|[AMRadio] Licence Classes (was I'll vote for 7190)|
k4kyv at charter.net
Tue Nov 25 10:01:41 EST 2008
> Some folks forget this is a fraternity of like minded people. I'm still a
> member of a club that has more than a few people that are greatly
> with their "superior" license class....the club is dying.... I wonder why?
> I'd use a stronger term but this is an open list. Those who ignore
> "lower" than themselves miss so much of the hobby. Some of the best MARS
> are...TECHs! MARS is class blind, my son is a Novice class and would have
> had the same full spectrum priviledges as I do had he stayed in and become
> full member. So ignore 'em and have fun...
> BTW, some of the biggest LIDS are Extras
> George WA8SCO
> Unfortunately that sentiment is NOT felt by all.
I have held Extra Class since 1963.
When I first heard that the FCC had approved the proposed vanity callsign
system, I considered replacing my original callsign with a W4 1X2. At one
time I did hold a W1 1X2 in the days when the FCC allowed secondary station
licences. The 1X2 had long been prestigious because it was thought of as
representing above average technical competence and many years of experience
as a licensed amateur. But I was reluctant to give up my present callsign,
which I have held since 1959. I am the original holder of the call; any
"vanity" 1X2 would be a re-issued dead man's call. But an incident on 160
metres was the straw that broke the camel's back and made me decide once and
for all to keep my long-time original callsign.
I regularly operated 160m AM on 1885 +/- QRM, working other AM stations all
over North America. It wasn't a net, nor did we claim to "own" the
frequency, but that had evolved into a gathering place for AM'ers on 160
ever since LORAN was shut down and the FCC returned (most of) the old 160m
band back to amateurs in the early 1980's.
Then one winter a number of years ago, a new group decided to lay claim to a
frequency a couple of kHz above where we normally operated. If those
stations were on frequency first, I would always operate far enough away
that we wouldn't interfere with each other, but if the frequency was clear,
I would fire up on 1885. But that new group quickly decided that we AM'ers
were infringing on "their " frequency, and even when we had already been in
contact for hours, they would come right on, to a frequency just 2 kHz away
from our existing QSO, and then proceed to complain bitterly about the "AM
QRM" we were causing, when the band might be totally vacant 15 kHz in either
I listened to that group a few times, and it became obvious that they were
newly licensed, with the CB lingo still abounding in their conversations.

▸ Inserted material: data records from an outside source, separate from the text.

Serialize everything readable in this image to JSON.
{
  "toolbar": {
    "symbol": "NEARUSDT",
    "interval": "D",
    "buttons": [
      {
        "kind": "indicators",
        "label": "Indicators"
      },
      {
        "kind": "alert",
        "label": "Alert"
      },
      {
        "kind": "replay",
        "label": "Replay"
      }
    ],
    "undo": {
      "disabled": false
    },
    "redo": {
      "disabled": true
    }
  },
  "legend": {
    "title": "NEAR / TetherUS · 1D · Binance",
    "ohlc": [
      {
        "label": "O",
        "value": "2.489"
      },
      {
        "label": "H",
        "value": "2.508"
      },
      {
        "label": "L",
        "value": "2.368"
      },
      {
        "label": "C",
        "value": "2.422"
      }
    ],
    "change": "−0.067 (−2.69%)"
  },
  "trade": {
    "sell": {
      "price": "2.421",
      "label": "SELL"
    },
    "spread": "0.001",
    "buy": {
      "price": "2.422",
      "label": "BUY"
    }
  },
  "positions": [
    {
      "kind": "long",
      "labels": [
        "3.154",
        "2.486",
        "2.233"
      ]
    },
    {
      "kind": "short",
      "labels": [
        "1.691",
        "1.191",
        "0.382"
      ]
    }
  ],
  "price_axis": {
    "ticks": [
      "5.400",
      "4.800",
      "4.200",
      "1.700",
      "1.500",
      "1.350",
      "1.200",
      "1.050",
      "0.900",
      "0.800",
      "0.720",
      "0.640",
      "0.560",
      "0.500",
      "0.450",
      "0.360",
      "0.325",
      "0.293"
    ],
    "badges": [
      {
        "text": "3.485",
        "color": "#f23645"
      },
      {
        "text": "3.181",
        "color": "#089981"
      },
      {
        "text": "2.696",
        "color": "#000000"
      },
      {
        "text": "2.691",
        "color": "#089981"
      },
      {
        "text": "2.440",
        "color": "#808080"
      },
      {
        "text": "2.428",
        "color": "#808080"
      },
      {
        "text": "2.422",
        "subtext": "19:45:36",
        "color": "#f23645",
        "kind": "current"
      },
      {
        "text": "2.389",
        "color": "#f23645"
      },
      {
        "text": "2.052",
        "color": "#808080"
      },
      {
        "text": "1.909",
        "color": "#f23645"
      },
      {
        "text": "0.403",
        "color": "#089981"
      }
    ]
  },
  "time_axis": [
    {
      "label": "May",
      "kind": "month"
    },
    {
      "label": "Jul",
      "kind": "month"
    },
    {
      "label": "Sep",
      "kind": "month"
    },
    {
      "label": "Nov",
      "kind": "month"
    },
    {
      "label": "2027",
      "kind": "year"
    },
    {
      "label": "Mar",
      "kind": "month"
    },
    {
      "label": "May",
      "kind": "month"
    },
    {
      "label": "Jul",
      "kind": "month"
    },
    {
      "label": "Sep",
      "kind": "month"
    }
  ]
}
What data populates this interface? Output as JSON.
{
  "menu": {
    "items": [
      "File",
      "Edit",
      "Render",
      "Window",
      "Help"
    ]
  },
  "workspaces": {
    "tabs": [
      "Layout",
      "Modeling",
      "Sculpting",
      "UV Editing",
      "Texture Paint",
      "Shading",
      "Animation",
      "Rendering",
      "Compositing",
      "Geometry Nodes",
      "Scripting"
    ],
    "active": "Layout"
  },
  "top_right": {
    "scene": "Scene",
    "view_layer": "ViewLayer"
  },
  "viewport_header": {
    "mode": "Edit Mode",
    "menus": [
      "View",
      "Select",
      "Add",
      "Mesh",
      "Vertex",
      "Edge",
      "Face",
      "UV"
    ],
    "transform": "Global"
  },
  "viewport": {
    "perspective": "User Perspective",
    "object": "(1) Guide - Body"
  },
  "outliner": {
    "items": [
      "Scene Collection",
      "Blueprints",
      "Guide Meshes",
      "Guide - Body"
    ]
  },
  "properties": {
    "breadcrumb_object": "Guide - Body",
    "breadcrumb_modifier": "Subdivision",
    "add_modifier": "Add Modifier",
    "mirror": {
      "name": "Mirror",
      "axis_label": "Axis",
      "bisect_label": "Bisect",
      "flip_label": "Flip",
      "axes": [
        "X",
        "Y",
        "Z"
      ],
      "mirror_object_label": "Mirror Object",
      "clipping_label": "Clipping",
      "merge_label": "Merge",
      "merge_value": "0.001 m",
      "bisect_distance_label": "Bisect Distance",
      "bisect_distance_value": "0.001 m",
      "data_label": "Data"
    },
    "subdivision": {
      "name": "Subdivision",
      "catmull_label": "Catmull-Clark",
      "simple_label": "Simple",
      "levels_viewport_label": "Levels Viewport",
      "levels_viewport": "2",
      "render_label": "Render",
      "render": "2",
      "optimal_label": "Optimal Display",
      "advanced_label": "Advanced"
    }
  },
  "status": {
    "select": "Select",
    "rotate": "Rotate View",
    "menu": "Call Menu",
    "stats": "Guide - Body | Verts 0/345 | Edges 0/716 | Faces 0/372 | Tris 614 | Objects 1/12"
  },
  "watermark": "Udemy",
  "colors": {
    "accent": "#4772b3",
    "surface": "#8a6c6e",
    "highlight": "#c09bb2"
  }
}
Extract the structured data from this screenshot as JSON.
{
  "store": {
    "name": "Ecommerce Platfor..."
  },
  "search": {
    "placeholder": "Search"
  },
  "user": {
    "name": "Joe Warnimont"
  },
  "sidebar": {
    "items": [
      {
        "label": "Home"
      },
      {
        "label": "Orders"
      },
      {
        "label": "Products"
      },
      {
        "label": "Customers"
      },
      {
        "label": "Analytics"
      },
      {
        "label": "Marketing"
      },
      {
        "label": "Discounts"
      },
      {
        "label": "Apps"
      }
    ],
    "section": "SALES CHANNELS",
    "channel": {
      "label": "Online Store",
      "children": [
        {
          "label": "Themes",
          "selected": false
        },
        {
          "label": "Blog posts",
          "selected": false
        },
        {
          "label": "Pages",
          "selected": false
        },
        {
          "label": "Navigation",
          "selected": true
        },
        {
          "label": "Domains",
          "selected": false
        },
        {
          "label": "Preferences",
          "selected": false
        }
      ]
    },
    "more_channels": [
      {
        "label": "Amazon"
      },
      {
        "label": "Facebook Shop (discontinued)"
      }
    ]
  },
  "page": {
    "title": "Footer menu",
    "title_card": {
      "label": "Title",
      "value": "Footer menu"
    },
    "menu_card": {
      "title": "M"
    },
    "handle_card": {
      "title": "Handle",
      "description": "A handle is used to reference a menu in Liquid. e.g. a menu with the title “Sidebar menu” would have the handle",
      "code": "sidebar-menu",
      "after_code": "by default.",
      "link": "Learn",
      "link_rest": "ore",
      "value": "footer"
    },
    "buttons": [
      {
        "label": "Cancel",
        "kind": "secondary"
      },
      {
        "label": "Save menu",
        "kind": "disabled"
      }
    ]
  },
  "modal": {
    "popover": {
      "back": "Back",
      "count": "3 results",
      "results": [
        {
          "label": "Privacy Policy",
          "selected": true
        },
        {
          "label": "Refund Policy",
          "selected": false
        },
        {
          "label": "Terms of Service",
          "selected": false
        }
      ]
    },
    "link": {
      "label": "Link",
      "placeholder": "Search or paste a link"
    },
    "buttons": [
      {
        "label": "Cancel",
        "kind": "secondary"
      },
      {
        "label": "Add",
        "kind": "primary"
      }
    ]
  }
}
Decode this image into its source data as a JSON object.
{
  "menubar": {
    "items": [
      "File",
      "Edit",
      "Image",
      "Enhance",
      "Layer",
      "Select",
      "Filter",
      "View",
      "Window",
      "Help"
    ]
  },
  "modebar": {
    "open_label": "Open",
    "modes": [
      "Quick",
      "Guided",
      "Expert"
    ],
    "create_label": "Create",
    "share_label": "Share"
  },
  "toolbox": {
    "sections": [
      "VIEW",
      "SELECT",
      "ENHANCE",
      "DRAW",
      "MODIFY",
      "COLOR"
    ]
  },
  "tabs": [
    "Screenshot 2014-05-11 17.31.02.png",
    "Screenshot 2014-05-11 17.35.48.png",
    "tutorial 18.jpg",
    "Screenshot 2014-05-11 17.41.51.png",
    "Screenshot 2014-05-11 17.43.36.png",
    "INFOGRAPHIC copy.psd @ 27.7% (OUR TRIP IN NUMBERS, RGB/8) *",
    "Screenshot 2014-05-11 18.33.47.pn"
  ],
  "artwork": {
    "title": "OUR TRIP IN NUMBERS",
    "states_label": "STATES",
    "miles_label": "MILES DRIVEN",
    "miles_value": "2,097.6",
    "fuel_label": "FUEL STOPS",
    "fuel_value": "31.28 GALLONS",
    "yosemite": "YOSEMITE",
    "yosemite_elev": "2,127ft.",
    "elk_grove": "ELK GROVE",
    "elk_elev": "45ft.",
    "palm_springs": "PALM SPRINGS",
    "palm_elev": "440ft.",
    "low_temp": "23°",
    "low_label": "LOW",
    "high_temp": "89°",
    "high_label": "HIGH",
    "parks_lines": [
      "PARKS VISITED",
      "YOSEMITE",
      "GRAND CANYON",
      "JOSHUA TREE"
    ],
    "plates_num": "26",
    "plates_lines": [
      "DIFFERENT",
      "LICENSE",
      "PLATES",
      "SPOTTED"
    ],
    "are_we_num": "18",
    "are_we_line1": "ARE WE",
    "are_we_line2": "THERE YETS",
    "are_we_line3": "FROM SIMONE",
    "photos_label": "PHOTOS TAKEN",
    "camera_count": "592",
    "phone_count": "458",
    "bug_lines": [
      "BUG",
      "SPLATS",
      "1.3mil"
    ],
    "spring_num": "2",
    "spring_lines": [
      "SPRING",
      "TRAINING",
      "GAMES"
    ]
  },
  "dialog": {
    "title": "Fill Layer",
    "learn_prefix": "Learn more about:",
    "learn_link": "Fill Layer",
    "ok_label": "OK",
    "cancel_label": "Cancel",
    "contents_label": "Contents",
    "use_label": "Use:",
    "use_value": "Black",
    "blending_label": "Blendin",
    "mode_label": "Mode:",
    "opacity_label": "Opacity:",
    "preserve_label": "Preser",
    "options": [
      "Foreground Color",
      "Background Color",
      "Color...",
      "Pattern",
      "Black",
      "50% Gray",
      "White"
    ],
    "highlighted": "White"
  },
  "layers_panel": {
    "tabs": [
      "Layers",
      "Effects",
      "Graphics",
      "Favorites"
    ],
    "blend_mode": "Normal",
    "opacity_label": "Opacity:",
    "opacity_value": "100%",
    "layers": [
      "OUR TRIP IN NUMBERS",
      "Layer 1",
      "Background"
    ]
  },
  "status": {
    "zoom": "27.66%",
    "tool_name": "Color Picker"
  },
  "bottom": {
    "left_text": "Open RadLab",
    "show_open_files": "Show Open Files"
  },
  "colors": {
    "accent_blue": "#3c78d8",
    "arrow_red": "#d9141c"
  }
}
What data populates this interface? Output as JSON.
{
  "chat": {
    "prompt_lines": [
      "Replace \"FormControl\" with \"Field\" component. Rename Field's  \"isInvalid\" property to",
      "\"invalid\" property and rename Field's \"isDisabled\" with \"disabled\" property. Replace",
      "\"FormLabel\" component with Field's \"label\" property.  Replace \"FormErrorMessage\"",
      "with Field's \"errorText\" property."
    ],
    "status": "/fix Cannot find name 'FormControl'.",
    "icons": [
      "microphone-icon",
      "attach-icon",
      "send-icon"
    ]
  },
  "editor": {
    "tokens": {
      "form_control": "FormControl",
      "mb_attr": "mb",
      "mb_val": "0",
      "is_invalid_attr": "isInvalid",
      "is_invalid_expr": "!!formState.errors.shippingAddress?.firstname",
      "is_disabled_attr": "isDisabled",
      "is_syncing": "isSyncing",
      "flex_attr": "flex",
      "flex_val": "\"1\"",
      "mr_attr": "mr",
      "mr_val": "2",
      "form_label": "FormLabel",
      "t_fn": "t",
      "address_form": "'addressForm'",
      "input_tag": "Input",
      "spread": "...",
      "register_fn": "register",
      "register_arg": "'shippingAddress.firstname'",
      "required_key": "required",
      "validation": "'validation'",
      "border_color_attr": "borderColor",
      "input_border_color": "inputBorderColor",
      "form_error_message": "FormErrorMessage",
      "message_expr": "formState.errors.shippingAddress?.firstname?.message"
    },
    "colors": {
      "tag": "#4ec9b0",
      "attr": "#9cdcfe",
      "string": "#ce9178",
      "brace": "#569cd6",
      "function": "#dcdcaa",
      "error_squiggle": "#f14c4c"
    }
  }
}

I tried to join them one evening to explain that AM stations all over North
America had been operating near that frequency for years, and while no-one
"owns" a frequency, that they could expect to hear heterodyne QRM and upper
sideband splatter when operating that close to us, that it would be much
easier if they would start up their group just a few more kHz away, and that
I would do the same whenever they were on the air first. That only drew an
angry response that this was the frequency they had chosen for their nightly
get-together, and that they had no intention of moving, come hell or high
water. So I just decided that if they could put up with the QRM, so could
I, and simply ignored the splatter when they would fire up next to our
As a shining example of their technical competence, one night I decided to
tune around the band after finishing a QSO with Tom, W4UOC in Atlanta. I
overheard one of the operators in that group make the remark, "The guy in
Atlanta was running regular AM. But that guy in Tennessee (me) WAS RUNNING
AM AND SINGLE-SIDEBAND AT THE SAME TIME. I don't know how he does it, but I
am pretty sure that's illegal."
Within days after the vanity calls became available, every member of that
group showed up on the usual frequency, sporting a brand new W4 1X2
callsign. That proved to me once and for all, that both the Extra class
licence and the 1X2 callsign format had lost what significance they might
ever have had, so I decided to hold on to my original callsign.